La preuve, c'est depuis la terrasse de sa résidence de fonction à Yaoundé qu'il partage son regard sur le Cameroun, sa première rencontre avec le président Paul Biya, son avis sur la résolution de la crise anglophone, les changements qu'il entend apporter pour améliorer le service des visas, etc.
Vous êtes en poste au Cameroun depuis le mois d'octobre 2022 après votre nomination comme ambassadeur en septembre 2022. Comment se sent un général de corps d'armée français dans la peau d'un ambassadeur dans un pays tel que le Cameroun ?
Depuis le 20 septembre 2022, je ne suis plus militaire de carrière, je ne suis plus général de corps d'armée. Je ne suis pas ici en tant que militaire dans un uniforme de diplomate. Ma vie précédente s'est arrêtée avant que j'arrive ici au Cameroun.
En revanche, en tant qu'ambassadeur de France, je me sens pleinement engagé dans la relation bilatérale forte entre le Cameroun et la France, voulue par les deux présidents Emmanuel Macron et Paul Biya, qui se sont vus récemment et qui ont, l'un comme l'autre, formulé une volonté politique commune sur un certain nombre de sujets.
Je me sens comme un ambassadeur engagé dans une démarche politique très importante entre deux pays qui ont des relations très denses, et entre lesquels pourraient se jouer une partie de la relation entre nos deux continents.
Dans cette philosophie d'action, le président Macron a placé le renouvellement de la relation partenariale entre nos pays comme une priorité, en s'appuyant sur trois critères principaux que sont l'équilibre, la réciprocité et la responsabilité commune que nous dévons assumer dans cette relation. Voilà les piliers sur lesquels la France souhaite pouvoir rebâtir quelque chose de neuf avec Cameroun.
C'est cela qui m'intéresse. Peut-être que dans ce projet, je peux tirer profit d'une certaine expérience de mon passé pour mettre en oeuvre, selon des formes, une méthode un peu différente, originale, ce projet politique déterminant qui est le coeur de ma mission.
Mon expérience passée m'apporte un certain nombre de convictions. Et l'une d'entre elles qui me semble très importante, est que si on veut être réellement écouté et entendu dans une relation partenariale, il faut probablement être très à l'écoute de l'autre et très au contact de l'autre. C'est cette condition-là que j'essaie de mettre en oeuvre. Très au contact parce que je me déplace.

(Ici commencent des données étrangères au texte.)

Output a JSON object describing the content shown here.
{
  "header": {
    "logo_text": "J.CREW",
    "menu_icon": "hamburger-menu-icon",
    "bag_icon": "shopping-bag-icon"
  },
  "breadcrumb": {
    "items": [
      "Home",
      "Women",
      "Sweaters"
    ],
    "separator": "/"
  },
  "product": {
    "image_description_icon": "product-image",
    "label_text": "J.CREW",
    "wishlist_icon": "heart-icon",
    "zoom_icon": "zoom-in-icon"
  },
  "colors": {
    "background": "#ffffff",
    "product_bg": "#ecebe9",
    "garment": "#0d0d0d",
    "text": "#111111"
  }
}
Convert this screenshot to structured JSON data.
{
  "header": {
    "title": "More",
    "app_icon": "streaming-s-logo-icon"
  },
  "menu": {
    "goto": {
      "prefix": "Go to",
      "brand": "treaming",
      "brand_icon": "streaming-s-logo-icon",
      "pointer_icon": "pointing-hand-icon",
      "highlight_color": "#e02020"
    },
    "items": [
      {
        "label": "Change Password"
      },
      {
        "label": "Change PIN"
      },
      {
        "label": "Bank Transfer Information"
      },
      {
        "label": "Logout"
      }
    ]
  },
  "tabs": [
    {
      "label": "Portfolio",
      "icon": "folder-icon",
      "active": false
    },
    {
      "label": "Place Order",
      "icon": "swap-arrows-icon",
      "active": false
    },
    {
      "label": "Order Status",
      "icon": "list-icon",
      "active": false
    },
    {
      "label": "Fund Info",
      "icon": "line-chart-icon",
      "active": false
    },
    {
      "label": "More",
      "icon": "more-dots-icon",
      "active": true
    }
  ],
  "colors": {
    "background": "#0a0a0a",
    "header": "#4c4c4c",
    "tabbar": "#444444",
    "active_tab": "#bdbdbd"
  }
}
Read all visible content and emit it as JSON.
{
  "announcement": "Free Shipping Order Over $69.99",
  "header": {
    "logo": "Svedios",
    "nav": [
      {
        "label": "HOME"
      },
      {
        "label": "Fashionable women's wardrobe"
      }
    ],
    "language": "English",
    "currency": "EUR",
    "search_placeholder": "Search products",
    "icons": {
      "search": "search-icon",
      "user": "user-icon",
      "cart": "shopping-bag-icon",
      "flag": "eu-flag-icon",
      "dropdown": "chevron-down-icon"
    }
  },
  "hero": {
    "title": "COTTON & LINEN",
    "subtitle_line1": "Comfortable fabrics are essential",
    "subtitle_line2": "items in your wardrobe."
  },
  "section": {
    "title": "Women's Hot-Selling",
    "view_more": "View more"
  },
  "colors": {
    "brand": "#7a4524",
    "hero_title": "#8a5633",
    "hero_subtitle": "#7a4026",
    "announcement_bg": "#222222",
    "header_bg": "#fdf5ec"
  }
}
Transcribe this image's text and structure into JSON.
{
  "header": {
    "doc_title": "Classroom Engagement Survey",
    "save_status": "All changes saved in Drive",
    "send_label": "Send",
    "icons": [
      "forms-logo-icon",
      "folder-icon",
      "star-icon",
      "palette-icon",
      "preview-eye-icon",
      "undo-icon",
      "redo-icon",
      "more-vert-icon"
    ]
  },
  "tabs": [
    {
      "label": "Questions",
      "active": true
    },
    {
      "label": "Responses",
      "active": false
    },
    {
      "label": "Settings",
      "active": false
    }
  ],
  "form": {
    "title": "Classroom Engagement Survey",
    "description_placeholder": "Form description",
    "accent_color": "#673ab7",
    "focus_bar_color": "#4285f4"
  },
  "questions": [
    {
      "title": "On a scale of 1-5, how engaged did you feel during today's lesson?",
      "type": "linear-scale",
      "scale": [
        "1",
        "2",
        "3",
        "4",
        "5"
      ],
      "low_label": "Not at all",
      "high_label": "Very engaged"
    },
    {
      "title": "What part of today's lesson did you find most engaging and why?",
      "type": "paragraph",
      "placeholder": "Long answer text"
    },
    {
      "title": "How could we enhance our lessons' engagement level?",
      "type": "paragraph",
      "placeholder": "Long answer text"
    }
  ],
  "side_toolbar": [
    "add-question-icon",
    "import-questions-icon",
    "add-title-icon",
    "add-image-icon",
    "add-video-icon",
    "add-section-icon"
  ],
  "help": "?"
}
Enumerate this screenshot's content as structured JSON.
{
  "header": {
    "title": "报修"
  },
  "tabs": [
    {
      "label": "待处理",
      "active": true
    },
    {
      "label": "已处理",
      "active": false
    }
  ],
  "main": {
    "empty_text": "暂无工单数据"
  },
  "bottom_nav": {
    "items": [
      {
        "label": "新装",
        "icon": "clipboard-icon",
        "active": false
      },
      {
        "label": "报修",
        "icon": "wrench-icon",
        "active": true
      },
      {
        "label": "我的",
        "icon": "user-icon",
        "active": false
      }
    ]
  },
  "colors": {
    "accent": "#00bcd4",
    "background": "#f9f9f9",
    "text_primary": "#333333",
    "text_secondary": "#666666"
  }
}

Je veux aller au-delà de la capitale, comprendre toutes les composantes de la société camerounaise, et très à l'écoute ça veut dire être très large dans mon aptitude à discuter avec les différentes composantes de la société camerounaise. C'est vraiment pour moi dans cette première année d'exercice mon champ de priorités. Je crois c'est ça la première des conditions qui permet de bâtir ce que les présidents attendent de ce renouvellement de la relation partenariale entre la France et le Cameroun. C'est peut-être dans ce sens que mon ancien statut de militaire peut aider.
Il se trouve que c'est juste après l'audience entre les présidents Paul Biya et Emmanuel Macron, alors en visite à Yaoundé le 27 juillet 2022, que les premières fuites sur votre nomination sont enregistrées. Dans quelles circonstances avez-vous appris que vous serez nommé ambassadeur de France au Cameroun ?
De la même façon que vous, par des fuites. Ma nomination officielle c'est le 15 septembre, presque deux mois après le déplacement du président. Le cycle de nominations des ambassadeurs prend un peu de temps pour en arriver à l'officialisation. En ce qui me concerne, mon pays était engagé dans un cycle politique majeur l'année dernière, notamment avec les élections présidentielles, législatives, etc., qui ont fait que le cycle normal de désignation des ambassadeurs a été un petit peu retardé. Il ne faut pas chercher d'autres explications que celle-là.
Je l'ai donc appris en étant déjà au Quai d'Orsay, dans un rôle particulier qui était celui de directeur de la coopération de sécurité et de défense. Dans le cadre du poste que j'ai occupé pendant trois à Paris, j'ai beaucoup circulé sur le continent africain et j'ai déjà beaucoup observé la façon dont se passent les choses dans ce domaine et comment elles pourraient être améliorées.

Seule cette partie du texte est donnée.